[Date Prev][Date Next] [Thread Prev][Thread Next] [Date Index] [Thread Index]

Re: FTP masters willingly blocking OpenStack nova 2013.1 just right before the OpenStack summit



On 04/17/2013 01:05, Thomas Goirand wrote:
> On 04/16/2013 03:58 AM, Joerg Jaspert wrote:
>> And we do consider a bit more here. Each and every package
>> takes extra space in the various metadata places, like Packages (times
>> number of architectures), our database, our various handling scripts of
>> archive/testing/pts/bugs/whatnot. So we have to decide between an
>> excessive split and something that makes sense.
>>
>> The nova packages consist[1] mostly of one file in /usr/bin with the size
>> between 1500 and 3000 bytes, or worse - one file in /etc between 45 and
>> 222 bytes - or even nothing (nova-volume).
> 
> I am on the side of Russ Allbery here. Ideally, as a developer, I
> shouldn't have to worry about this, too much, and here is IMHO too much.
> The infrastructure problems which Debian runs into shouldn't clash with
> the convenience users either, to the point where Debian would be a very
> special case with packaging different from other distro, and breaking
> existing puppet scripts others are already maintaining (for Debian
> and/or Ubuntu).

Note that every distribution does package nova in a different way:

- In Fedora binary packages are named "openstack-nova-*" (except for
  python-nova).
- Fedora has only 13 binary packages, compared to ~30 binaries in
  Ubuntu.
- Gentoo, Arch only have a single package (though Gentoo doesn't have
  a concept of "binary packages" as far as I know).
- All of Fedora, Gentoo, Arch bundle multiple daemons in a single
  package.

So things already work differently on different distribution.

I also don't think having less binary packages means less convenience:
people who decide to host their own cloud infrastructure most likely
already use a configuration management system such as puppet. Having to
enable some service via a configuration file (or other means) instead of
installing additional packages shouldn't really make a difference. Note
that there already seems to be a configuration file that must be changed[1].

[1]
<http://lists.alioth.debian.org/pipermail/openstack-devel/2013-April/002259.html>

>> Lets pick one set out here. nova-compute-*. Those seem to ship config
>> files for compute nodes of different types. lxc, kvm, qemu, whatever.
>> We question two things here: That it is neccessary to split them into
>> one <100byte file per package ones, and that they all have to conflict
>> with each other.
> 
> As you know, a package isn't only made with what files it holds. It also
> contains precious dependencies. By asking to switch to a single package,
> you are removing the possibility to have dependencies that make sense.
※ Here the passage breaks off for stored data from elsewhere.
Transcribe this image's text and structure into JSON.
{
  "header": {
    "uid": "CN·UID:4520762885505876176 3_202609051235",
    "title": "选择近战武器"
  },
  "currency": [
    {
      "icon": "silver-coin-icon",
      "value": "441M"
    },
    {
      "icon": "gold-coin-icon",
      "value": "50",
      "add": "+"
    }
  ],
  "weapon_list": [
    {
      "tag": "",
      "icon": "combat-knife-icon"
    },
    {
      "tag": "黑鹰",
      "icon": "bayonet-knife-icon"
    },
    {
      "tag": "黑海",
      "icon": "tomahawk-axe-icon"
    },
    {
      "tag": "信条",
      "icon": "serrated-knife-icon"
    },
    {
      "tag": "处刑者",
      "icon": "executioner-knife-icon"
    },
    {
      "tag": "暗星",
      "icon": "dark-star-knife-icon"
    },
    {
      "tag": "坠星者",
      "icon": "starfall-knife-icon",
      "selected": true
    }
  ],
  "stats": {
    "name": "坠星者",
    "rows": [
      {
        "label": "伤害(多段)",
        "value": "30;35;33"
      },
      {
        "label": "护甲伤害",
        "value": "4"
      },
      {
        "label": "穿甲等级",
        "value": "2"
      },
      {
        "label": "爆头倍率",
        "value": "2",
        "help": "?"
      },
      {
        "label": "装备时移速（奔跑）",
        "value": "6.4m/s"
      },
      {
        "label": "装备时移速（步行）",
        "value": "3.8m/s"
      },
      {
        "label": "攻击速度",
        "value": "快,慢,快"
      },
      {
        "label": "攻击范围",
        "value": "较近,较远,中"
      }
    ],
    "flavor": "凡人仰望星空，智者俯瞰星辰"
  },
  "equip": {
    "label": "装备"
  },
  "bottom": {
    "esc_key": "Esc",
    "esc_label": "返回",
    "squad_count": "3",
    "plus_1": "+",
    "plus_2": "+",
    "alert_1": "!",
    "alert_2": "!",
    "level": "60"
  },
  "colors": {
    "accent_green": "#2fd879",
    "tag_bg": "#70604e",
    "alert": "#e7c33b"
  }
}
Most binary packages don't have additional dependencies as mentioned in
my initial rejection[2].

[2]
<http://lists.alioth.debian.org/pipermail/openstack-devel/2013-April/002257.html>

> Package: nova-compute-kvm
> Depends: python-libvirt, libvirt-bin, kvm
> 
> I don't want to just document this, OpenStack is complicated enough
> already, adding installation of dependencies as a manual thing matching
> configuration files or debconf values would be annoying.

There are many packages that require this. A random example: mediawiki
depends on php5-mysql | php5-pgsql | php5-sqlite | php5-mysqlnd. Which
one is right depends on the configuration.

Having mediawiki-mysql, mediawiki-pgsql, mediawiki-sqlite, ... instead
would not scale well. It gets really bad if you have more than one
option (mediawiki-{apache2,lighttpd,...}-{mysql,pgsql,...}?).

Ansgar

PS: Maybe it's time to move the discussion back somewhere else?